Creating a file share - AWS Storage Gateway

Amazon FSx File Gateway documentation has been moved to What is Amazon FSx File Gateway?

Volume Gateway documentation has been moved to What is Volume Gateway?

Tape Gateway documentation has been moved to What is Tape Gateway?

Creating a file share

In this section, you can find instructions on how to create a file share that can be accessed using the Network File System (NFS) or the Server Message Block (SMB) protocol.

When you create an NFS share, anyone who has access to the NFS server can access the NFS file share by default. You can limit access to clients by IP address.

When you create an SMB file share, you can use one of three modes of authentication:

  • A file share with Microsoft Active Directory (AD) access.

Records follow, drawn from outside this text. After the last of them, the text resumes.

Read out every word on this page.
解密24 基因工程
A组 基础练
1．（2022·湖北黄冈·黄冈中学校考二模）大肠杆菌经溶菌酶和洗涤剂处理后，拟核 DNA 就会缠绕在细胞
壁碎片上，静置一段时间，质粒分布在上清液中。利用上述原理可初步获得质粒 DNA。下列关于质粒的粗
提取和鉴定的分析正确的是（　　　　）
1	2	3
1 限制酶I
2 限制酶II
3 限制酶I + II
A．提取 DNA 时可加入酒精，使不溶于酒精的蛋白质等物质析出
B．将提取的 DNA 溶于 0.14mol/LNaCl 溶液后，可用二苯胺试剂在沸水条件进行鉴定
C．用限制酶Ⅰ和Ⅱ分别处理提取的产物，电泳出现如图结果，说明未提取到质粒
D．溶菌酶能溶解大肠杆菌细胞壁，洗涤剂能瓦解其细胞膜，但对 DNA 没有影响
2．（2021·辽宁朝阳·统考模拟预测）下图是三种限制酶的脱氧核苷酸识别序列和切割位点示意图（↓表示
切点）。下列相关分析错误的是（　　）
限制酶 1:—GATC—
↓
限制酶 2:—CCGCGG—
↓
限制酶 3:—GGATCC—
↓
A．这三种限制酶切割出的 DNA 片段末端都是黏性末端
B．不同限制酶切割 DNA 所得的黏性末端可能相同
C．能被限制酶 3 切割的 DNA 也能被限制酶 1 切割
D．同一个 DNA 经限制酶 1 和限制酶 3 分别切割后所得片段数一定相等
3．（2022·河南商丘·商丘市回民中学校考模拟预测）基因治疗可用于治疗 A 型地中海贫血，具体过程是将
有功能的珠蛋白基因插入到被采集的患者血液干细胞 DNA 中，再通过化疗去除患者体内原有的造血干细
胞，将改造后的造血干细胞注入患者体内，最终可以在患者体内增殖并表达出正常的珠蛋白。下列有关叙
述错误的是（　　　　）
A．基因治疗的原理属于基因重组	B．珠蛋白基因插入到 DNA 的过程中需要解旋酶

Any authenticated Microsoft AD user gets access to this file share type.

  • An SMB file share with limited access. Only certain domain users and groups that you specify are allowed access (through an allow list). Users and groups can also be denied access (through a deny list).

  • An SMB file share with guest access. Any user who can provide the guest password has access to this file share.


    File shares that are exported through the gateway for NFS file shares support POSIX permissions. For SMB file shares, you can use access control lists (ACLs) to manage permissions on files and folders in your file share. For more information, see Using Windows ACLs to limit SMB file share access.

A File Gateway can host one or more file shares of different types. You can have multiple NFS and SMB file shares on a File Gateway.


To create a file share, a File Gateway requires you to activate AWS Security Token Service (AWS STS). If AWS STS isn't activated in the AWS Region where you create your File Gateway, activate it. For information about how to activate AWS STS, see Activating and deactivating AWS Security Token Service in an AWS Region in the AWS Identity and Access Management User Guide.